Gender equality and the empowerment of women and girls are central to the 2030 Agenda for Sustainable Development and all 17 Sustainable Development Goals (SDGs). Ensuring health and well-being for all at all ages (SDG 3) cannot be achieved without addressing the specific barriers and challenges faced by women, men, girls, boys and gender diverse people. Gender equality (SDG 5) is a development goal in its own right and there are 45 targets and 54 gender-specific indicators addressing gender equality across all of the SDGs. Achieving these targets and closing gender inequalities will therefore create a multiplier effect across all of the SDGs and accelerate their achievement.
WHO’s work on gender is aligned with and supports the advancement of the SDGs, especially SDG3 and SDG5. The achievement of SDG3 on universal health coverage and SDG 5 on gender equality are co-dependent – without strengthening gender equality in the health workforce, across communities and across the world, universal health coverage cannot be attained. The WHO is committed to non-discrimination and to leaving no-one behind and seeks to ensure that every person, regardless of gender or sex, has the opportunity to live a healthy life.
WHO’s 13 th General Programme of Work (2019-23) recognizes the need to promote gender equality and to mainstream gender in all of the Organization’s work. WHO develops norms, standards and guidelines and delivers training on gender-responsive health service provision and delivery, and commissions research on issues focusing on gender equality, human rights and health equity.

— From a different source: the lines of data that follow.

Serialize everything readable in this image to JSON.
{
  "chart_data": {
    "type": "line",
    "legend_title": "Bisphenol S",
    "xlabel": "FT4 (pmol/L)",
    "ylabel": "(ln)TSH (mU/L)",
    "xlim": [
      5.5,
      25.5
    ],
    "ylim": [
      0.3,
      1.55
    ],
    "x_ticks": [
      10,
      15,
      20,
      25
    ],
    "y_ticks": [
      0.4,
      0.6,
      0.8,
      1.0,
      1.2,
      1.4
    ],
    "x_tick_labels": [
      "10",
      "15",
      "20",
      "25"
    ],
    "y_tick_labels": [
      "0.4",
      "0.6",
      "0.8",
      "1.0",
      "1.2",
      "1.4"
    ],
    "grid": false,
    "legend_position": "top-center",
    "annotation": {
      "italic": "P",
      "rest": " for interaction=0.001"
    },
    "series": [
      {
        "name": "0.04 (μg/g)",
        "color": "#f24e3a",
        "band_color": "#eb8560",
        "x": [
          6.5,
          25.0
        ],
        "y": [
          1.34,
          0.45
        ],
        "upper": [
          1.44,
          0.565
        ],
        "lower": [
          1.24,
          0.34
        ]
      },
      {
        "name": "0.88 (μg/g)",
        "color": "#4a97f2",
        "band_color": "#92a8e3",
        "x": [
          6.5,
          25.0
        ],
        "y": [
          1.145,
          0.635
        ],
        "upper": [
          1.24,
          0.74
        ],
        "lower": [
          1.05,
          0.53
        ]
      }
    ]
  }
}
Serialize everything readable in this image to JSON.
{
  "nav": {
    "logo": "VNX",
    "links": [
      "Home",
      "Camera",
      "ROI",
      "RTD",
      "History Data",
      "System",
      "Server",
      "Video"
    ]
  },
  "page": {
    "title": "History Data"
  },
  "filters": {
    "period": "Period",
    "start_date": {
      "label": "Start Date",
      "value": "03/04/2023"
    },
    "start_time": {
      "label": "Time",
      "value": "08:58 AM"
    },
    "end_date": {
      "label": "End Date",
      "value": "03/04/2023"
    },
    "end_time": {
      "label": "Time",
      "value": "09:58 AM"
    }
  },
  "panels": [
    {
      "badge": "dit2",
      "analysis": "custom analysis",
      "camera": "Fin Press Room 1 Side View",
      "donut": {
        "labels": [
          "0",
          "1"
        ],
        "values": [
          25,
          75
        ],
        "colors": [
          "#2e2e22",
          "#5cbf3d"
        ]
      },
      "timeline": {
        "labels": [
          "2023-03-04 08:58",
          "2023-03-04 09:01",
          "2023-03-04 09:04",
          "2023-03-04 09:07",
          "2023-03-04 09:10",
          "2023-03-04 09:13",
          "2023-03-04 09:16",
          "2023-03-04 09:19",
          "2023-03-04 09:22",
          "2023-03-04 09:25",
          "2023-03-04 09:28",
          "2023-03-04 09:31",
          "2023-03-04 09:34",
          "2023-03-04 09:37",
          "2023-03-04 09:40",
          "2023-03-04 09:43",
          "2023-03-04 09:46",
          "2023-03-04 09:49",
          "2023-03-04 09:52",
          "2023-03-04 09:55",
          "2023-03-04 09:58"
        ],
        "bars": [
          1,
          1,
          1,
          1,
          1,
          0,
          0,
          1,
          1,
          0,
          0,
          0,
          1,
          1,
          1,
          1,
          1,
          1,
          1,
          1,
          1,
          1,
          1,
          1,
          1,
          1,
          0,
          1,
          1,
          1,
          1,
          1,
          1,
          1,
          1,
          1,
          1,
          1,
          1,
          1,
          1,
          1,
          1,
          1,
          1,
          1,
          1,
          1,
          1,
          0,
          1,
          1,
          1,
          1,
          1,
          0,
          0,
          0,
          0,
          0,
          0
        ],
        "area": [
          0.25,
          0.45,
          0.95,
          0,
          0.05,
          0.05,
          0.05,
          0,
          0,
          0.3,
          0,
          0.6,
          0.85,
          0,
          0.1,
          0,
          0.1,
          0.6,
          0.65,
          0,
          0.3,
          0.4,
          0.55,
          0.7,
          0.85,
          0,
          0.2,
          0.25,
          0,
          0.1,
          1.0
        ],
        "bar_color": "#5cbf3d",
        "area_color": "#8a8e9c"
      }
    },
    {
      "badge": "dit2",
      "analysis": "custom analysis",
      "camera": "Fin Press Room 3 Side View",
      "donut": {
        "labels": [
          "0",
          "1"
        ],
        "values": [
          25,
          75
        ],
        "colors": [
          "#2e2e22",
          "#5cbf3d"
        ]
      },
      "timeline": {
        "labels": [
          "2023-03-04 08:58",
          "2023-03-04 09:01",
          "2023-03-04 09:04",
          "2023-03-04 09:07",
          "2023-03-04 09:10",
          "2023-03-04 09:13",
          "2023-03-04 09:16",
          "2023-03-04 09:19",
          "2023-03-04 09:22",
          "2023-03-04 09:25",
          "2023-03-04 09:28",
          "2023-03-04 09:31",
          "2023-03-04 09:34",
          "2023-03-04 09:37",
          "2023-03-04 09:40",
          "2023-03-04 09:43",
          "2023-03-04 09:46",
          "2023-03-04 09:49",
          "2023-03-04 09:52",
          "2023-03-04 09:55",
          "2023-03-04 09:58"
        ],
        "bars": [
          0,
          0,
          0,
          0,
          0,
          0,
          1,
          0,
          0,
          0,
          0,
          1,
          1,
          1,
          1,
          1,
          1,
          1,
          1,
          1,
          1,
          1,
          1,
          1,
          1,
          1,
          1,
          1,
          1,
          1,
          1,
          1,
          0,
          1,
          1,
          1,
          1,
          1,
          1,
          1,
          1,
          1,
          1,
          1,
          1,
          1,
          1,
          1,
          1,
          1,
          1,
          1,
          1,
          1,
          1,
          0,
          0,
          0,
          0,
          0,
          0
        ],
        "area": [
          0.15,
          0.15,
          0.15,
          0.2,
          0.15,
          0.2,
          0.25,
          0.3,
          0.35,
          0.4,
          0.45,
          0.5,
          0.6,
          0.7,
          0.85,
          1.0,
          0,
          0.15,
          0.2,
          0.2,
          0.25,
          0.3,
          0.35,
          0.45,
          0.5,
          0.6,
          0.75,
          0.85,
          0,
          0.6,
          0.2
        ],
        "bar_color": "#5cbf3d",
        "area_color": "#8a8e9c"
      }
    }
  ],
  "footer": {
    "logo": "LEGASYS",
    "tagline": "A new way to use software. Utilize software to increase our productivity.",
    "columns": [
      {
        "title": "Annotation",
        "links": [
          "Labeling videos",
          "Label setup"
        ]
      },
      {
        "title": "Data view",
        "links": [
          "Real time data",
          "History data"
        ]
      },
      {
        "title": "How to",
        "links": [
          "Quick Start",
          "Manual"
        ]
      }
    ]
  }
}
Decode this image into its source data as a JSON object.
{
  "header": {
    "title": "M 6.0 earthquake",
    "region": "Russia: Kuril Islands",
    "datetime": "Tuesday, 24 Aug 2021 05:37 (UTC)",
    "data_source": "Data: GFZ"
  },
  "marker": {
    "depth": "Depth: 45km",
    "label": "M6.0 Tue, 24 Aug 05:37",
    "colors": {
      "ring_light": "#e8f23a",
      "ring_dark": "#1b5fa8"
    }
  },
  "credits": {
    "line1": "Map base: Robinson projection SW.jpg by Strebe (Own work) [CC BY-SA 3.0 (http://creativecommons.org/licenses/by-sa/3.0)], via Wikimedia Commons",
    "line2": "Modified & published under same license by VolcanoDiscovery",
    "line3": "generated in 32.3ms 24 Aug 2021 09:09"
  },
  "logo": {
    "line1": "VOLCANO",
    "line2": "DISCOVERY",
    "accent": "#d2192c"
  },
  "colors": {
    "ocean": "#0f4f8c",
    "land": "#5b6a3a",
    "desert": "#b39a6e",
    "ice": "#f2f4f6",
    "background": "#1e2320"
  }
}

WHO also supports country-level action to strengthen health sector response to gender-based violence as well as to address gender equality in health workforce development and gender-related barriers to health services. WHO works to challenge gender stereotypes and to implement programmes, services and policies that promote gender equality in order to achieve health equity and Universal Health Coverage.
WHO regularly reports on the UN System-wide Action Plan for Mainstreaming Gender Equality and the Empowerment of Women (UN-SWAP) to foster accountability and monitor progress towards gender equality. WHO is committed to increasing diversity and women’s meaningful participation within the Organization at all levels. Institutional policies to promote women’s career development, increase gender parity, end all-male panels, address work−life balance and prevent harassment in the workplace are being implemented in the Organization. The WHO Director General is a Gender Champion for the International Gender Champion (IGC) Parity Panel Pledge.